= Lansing, Salem, Oregon =

Neighborhood in Salem, Oregon

Lansing is a neighborhood in Salem, Oregon, United States, located in the northeast part of the city. The neighborhood is bordered on the north by Silverton Road, on the south by Market Street, on the east by Hawthorne Avenue, and on the west by Evergreen Avenue.

The Lansing neighborhood contains two City of Salem Parks: East Gate Basin Park located at 3203 Hawthorne Avenue NE, and Livingston Park located at 2751 Hawthorne Avenue NE.

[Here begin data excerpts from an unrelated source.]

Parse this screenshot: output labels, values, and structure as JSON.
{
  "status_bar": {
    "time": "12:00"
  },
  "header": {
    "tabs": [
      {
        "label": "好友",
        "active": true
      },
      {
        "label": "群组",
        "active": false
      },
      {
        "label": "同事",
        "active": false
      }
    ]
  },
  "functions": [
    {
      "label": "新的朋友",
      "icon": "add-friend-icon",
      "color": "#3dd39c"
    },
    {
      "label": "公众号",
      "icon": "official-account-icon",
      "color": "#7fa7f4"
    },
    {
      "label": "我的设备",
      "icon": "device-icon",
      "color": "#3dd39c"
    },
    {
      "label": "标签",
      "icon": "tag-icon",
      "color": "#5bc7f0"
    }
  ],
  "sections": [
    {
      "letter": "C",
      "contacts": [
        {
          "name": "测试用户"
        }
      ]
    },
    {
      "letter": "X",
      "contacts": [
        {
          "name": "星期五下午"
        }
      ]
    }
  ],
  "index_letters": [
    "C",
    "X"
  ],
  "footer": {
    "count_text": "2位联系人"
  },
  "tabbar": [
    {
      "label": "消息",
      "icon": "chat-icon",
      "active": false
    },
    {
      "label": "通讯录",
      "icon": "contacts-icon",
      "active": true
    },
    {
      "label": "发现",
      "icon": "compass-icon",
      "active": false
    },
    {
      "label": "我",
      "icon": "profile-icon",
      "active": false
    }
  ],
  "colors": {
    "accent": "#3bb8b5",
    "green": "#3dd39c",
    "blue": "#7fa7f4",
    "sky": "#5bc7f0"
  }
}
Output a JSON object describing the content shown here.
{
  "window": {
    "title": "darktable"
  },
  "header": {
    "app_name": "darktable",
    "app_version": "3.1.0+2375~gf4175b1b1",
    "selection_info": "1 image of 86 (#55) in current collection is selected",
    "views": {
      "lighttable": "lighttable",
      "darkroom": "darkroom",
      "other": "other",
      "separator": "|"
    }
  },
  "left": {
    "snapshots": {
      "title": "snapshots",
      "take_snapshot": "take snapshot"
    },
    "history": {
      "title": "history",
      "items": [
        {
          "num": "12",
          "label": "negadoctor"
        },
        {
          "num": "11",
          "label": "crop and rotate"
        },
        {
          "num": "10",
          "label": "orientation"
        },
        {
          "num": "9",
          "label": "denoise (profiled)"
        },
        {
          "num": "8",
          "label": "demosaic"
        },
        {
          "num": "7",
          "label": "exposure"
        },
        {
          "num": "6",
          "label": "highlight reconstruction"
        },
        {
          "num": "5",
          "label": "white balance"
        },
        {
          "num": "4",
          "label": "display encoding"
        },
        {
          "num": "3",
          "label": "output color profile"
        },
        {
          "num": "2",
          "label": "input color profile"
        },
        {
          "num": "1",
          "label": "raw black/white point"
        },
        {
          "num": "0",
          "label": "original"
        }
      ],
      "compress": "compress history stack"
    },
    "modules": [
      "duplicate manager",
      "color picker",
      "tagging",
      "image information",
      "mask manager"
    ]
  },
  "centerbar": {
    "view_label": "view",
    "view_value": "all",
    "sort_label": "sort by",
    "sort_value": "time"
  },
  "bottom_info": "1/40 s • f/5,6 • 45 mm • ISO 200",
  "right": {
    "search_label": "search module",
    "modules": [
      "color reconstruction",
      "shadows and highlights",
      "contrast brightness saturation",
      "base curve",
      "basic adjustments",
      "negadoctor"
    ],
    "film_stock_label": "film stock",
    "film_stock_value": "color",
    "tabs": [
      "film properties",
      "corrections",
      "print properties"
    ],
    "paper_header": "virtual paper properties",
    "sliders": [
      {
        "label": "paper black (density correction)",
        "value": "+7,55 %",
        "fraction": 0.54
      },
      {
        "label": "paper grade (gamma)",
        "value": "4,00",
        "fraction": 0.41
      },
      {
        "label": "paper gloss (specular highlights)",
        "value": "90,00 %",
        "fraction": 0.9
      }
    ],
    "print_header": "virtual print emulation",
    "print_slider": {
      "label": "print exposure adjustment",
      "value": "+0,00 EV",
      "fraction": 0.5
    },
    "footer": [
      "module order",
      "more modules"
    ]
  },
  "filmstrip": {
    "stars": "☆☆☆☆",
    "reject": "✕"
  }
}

The Lansing neighborhood contains two Salem-Keizer Public Schools: Washington Elementary School located at 3165 Lansing Avenue NE, and Waldo Middle School located at 2805 Lansing Avenue NE.

Lansing Area Neighbors and Community Partners are currently holding Partnership Meetings on the second Thursday of each month from 10 to 11:00 am at La Casita/Little House, 3032 Sunnyview Road, NE. All who are interested in the livability of the Lansing Area are welcome to participate.

The Lansing Neighborhood Association meets on the fourth Tuesday of each month at 7:00 pm at Waldo Middle School, 2805 Lansing Avenue NE. All are welcome. Anyone who lives, works, or owns property in the Lansing Neighborhood is a member.